Bajo esas bóvedas del templo estaban los poderosos, los que todo lo tenían, hasta el derecho de repartirse la sucesión presidencial. Las "fuerzas vivas" asumían la representación de todo el pueblo peruano. Allí estaban los industriales, comerciantes, banqueros y políticos. Un delgado y sonriente Enrique Chirinos Soto o Luis Gallo Porras trajeado con un elegante atuendo color claro. Apenas iniciaron los primeros oradores se invocó al Todopoderoso para que los iluminara. Hablaban de paz pero no había paz. Hablaban de libertad y no había libertad. Los amigos de Odría se mostraban dispuestos a aceptar la jefatura de un independiente. Independiente era un decir, puesto que se proponían seguir controlando el Congreso y la caja registradora. Para ponerlo de manera elegante, lo que pretendían era seguir controlando los negocios públicos. Mientras hablaba Julio de la Piedra, un ácido latifundista norteño, Manongo se dormía y sólo un carraspeo de su vecino logró disipar su sueño. Algunos escuchaban atentos con la compañía de un cigarrillo Lucky Strike. Otros, fijaban los ojos hacia el techo abovedado o hacia una pintura al óleo de Francisco Pacheco.

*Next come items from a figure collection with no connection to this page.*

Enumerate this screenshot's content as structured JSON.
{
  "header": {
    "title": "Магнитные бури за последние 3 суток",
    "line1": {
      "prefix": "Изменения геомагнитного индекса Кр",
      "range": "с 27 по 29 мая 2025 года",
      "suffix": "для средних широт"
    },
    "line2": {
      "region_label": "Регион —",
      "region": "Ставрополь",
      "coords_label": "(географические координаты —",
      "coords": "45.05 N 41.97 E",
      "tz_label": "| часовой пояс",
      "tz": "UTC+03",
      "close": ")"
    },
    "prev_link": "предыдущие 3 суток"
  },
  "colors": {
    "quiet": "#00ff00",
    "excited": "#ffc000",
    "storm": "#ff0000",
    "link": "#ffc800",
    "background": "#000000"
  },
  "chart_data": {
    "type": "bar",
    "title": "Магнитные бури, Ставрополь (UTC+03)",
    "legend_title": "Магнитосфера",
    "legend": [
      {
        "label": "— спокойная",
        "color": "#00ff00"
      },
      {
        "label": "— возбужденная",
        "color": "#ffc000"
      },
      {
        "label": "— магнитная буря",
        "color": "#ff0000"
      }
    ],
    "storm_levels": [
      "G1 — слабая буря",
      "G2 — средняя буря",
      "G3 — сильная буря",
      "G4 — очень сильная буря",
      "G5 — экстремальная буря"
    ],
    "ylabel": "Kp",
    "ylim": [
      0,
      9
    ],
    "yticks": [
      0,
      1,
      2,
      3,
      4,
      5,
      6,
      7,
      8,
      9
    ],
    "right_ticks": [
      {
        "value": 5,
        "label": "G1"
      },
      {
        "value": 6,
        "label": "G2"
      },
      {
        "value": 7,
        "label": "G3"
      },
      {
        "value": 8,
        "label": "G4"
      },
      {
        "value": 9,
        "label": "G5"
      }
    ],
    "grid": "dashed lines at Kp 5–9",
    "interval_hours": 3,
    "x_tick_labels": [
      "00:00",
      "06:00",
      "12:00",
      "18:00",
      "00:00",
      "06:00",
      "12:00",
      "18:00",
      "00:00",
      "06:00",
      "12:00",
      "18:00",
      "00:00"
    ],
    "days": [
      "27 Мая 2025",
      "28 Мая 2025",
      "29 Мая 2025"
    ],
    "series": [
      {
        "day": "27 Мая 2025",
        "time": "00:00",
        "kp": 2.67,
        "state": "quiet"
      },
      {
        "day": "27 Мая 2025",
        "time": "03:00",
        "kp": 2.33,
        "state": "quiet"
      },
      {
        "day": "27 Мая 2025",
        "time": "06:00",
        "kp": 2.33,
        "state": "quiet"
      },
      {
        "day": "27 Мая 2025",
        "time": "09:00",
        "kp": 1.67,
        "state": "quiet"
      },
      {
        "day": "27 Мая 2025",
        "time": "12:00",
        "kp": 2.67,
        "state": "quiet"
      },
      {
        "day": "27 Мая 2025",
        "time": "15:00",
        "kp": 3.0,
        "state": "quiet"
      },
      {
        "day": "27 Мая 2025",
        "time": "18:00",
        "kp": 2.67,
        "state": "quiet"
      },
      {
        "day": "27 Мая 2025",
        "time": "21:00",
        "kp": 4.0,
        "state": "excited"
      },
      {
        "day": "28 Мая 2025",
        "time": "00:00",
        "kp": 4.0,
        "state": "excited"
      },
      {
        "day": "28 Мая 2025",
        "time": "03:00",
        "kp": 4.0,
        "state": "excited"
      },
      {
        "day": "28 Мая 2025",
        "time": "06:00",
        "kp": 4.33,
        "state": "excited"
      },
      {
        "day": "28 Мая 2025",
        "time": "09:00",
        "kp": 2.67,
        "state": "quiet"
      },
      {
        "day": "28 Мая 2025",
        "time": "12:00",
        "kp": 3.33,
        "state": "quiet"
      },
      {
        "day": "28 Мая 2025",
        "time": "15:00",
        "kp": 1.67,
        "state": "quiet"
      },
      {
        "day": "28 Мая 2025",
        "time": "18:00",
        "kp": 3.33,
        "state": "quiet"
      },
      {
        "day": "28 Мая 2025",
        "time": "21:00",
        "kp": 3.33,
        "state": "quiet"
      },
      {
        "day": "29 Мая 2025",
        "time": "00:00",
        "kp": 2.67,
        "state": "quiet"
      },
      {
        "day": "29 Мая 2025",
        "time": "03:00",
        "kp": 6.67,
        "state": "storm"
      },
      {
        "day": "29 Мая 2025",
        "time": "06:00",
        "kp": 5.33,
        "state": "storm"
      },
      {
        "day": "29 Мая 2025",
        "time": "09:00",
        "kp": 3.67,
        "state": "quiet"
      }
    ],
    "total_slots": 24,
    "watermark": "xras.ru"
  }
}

De pronto, llegó un anciano de levita negra y pantalón listado discretamente zurcido, con un sombrero negro de hongo en una mano y, en la otra, un bastón. Llevaba unos viejos escarpines que cubrían sus zapatos recién lustrados. Él no viajaba en carruaje o en una elegante limosina con chófer, ni llegó a París o Londres, ni tampoco había tomado una copa de champagne ni probado un poco de caviar. En sus brillantes ojos negros se representaba toda la tragedia del Perú. Esa inmensa mayoría que los dominicos no habían invitado. La sala quedó en silencio. El anciano avanzó lentamente hasta sentarse en el coro junto a los periodistas pero cerca a los poderosos. Miró Quesada y Wiese cruzaban miradas sin saber qué decir. Se trataba de Pedro Cordero y Velarde, el Apu Inca Verdadero. Hasta ese instante, los pretendientes al sillón de Pizarro habían estado discurseando sobre Dios, la Patria, el orden establecido, las instituciones públicas y la seguridad. ¿De qué podrían hablar ahora, frente a la otra cara del Perú? Esa cara que no era feliz. Cordero y Velarde escuchaba en silencio. Pasado unos minutos, intervino en su condición de Apu Inca Verdadero pero tras el desorden y enredo de sus palabras, se supo que otro tipo de paz era la que se necesitaba. No fue su voz, sino el ridículo de aquellos príncipes obligados a escucharlo, lo que convirtió a ese cónclave en el más completo fiasco de la derecha peruana. A la mañana siguiente, "La Prensa" destacó en primera plana a Cordero y Velarde junto a los organizadores de aquella reunión de potentados en tránsito a obtener uno de ellos, la ansiada banda presidencial. La noticia no sólo causó revuelo en Lima, sino que fue motivo para las carcajadas durante semanas, días y hasta meses. Sin embargo, casi nadie se percató que el Apu Inca Verdadero había modificado una parte de la historia del Perú.